I left the hospital and drove aimlessly, I ended up in a carpark at a shopping centre, driving round to find a parking space, only once I found one I realised I didn’t need to go shopping.  I drove to the old house where Timm was working and he chatted away.  He stopped and looked at me and said “Everything OK?” “Yeah!” I replied.

Then “No bubs, they found something”

His face fell.  I explained and he held me tight.  Said it would all be fine and we needed to not get ahead of ourselves.  I could feel his fear in his pounding chest, it was banging against mine giving away his anxiety whilst his face and words were soothing and calm.

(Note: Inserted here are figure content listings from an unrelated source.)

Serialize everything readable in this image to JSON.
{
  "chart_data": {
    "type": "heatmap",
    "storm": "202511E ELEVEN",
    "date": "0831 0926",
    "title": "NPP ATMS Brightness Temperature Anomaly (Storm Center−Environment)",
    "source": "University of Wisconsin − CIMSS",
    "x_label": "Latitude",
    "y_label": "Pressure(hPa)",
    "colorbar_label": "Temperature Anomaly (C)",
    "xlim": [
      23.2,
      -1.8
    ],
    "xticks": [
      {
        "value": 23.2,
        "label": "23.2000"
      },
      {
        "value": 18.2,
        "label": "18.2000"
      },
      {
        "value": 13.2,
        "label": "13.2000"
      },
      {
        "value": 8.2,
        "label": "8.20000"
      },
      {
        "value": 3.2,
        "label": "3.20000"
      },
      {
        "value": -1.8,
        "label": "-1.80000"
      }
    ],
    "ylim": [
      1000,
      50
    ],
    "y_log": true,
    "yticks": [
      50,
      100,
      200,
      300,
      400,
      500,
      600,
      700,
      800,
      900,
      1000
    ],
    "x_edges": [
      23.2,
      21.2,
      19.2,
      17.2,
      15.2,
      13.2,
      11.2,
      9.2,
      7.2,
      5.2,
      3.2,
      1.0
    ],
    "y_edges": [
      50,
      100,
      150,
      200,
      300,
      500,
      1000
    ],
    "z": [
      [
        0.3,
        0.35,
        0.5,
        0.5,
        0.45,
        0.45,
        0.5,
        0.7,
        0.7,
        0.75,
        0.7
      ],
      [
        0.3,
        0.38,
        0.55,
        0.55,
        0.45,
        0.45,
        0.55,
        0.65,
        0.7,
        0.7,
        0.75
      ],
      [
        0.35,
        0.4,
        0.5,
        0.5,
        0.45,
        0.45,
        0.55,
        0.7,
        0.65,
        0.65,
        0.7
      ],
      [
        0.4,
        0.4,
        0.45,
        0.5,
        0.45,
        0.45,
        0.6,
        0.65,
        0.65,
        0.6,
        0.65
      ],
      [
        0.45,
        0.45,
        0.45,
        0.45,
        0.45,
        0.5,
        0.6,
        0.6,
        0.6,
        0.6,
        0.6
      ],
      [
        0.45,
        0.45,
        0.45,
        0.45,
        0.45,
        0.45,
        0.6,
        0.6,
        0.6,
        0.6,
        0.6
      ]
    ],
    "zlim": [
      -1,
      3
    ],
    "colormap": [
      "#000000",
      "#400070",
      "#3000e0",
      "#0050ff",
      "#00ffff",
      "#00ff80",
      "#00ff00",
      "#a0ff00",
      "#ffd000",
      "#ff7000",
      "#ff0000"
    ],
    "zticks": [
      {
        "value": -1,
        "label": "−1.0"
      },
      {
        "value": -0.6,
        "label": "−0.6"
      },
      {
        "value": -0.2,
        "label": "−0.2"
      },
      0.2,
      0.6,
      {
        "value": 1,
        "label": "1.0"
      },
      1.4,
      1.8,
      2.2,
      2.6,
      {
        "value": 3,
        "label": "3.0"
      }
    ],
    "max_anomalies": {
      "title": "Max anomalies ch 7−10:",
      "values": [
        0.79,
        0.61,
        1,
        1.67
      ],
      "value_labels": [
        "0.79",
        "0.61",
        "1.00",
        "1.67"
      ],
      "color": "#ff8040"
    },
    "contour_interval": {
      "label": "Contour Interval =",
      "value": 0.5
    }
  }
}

I did a bad thing.  I took a photo of the screen when she left the room for me to get changed.  She had even asked me not to when I had asked if I could – “The consultant needs to see this first” she gently explained.  Then I did a lot of bad things.  I googled and googled and googled.  I dismissed the need for years of medical training and diagnosed myself online.

I know this is bad. It is ridiculous and if I were hearing this from another person I would tell them to STOP FUCKING GOOGLING.

You know the funny thing is, that the ultrasound of a rectum is surprisingly beautiful.  It looks like a lunar eclipse surrounded by galaxies.  It looks like a black and white Van Gogh sun.  It looks a lot nicer than you would imagine…

Today I am losing my mind thinking about what it could be, and so I called my consultants secretary only to be told that he is away till Monday and that the results would take a day or two to get to him anyway.  She put me through to the clinic where Id had the test but they said the woman is also away till Monday.  I imagine them both together, sunning themselves on a Caribbean island drinking cocktails with their heads thrown back laughing.

And so it is a waiting game for this unknown.  I am telling myself over and over again that it all will be fine, that the chances are that it is an abscess or something that can be dealt with easily.  Im pushing the word cancer out of the front of my mind, cramming it into a dusty trunk hiding at the back of my skull that contains the clowns and frogs.

I am on the verge of tears.  Im so frightened.  I keep thinking ‘Are you fucking kidding me? Have I not dealt with enough?’ It is so easy to wind yourself into a state of panic, but the words I use to comfort me are becoming a mantra, when I feel the panic rising and beginning to swallow me I repeat “It will be fine” over and over again.

Perhaps it really is nothing, perhaps they will look at it and shrug, something totally treatable and all A-OK.  I feel that these bad thoughts of something sinister is just fanning the flames of drama, I need to stop that right now and not let my brain go into over drive.  Because at this minute, everything is ok, no one is suggesting the things that are flooding through my brain, only me.

And so I will wait till Monday and speak to my consultant then.  Until then I just have to try and keep that trunk locked up tight and not let my imagination run wild.